Neither Gunn, Goldsberry, nor Turnbow cited herein above creates a
precedent against the privilege existing for criminal defendants residing
within the county of the court where their cases are filed, for none of the
parties involved in these cases were such persons. They had the standing that attaches to one
who lives in a different county that the one in which the hearing they attended
was held, but not the standing that attaches to Mr.
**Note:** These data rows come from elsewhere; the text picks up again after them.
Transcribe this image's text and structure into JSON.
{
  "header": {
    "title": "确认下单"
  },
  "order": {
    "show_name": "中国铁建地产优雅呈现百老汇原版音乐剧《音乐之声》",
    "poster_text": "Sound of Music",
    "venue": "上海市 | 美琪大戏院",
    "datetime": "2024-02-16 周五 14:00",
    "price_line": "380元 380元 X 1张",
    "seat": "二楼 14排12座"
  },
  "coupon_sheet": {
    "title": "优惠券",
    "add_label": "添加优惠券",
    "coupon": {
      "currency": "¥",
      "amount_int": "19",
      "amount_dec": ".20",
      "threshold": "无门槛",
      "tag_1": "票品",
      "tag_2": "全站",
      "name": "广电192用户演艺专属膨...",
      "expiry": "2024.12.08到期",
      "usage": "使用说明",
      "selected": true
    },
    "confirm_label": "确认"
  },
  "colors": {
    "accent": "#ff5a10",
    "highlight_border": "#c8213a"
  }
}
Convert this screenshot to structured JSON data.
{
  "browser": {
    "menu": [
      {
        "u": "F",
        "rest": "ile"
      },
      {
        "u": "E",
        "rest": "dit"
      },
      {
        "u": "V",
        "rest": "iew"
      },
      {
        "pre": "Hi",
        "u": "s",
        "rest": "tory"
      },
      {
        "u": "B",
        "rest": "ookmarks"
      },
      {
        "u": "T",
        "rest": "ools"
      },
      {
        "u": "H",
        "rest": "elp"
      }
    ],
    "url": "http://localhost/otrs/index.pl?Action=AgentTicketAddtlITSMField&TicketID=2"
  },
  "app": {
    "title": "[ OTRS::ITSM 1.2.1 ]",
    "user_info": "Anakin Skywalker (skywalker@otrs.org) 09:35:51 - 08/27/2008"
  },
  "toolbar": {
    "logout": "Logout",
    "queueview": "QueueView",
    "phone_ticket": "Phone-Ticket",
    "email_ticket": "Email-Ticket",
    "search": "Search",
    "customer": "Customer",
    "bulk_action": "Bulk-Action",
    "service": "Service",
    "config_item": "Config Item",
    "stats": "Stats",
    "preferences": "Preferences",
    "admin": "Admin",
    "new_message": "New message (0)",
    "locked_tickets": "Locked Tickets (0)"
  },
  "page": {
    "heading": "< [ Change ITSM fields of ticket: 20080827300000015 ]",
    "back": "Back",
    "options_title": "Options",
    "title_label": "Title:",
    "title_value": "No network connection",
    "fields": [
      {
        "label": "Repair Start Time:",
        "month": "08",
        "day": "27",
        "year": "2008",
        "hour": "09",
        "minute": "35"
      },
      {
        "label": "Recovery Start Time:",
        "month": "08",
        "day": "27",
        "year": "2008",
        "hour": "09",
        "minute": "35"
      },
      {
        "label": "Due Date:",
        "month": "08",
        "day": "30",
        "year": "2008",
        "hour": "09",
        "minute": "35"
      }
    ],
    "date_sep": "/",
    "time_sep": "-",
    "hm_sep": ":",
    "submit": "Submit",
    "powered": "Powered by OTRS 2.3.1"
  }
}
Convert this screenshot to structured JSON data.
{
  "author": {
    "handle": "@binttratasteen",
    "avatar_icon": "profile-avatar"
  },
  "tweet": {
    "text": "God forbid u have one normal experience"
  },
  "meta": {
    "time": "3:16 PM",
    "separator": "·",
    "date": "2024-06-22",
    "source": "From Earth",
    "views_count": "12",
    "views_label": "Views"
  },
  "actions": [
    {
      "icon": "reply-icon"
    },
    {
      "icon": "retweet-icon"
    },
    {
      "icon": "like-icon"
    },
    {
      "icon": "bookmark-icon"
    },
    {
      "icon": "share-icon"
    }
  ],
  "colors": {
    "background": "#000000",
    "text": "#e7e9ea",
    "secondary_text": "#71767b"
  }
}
Knight for the purpose of
immunity to attending a criminal hearing in the county of his residence.
To grant a privilege to those
appearing in criminal hearings in any county other than the county of their
residence while denying such privilege to those appearing in criminal hearings
in their county of residence denies equal protection of the laws in violation
of the
Fourteenth Amendment and of
Article I Sections 3 and 12 of the
Washington Constitution without serving any legitimate interests of government.
Therefore, a significant question of
public policy is herein raised that should be heard and decided by the courts.
CONCLUSION
For
the reasons stated herein, this Application should be granted and a writ prohibiting
the State and the King County Prosecutor’s Office from continuing in any
proceedings upon the Order to Show Cause served upon the plaintiff on
Respectfully
submitted this 10th day of May, 2004.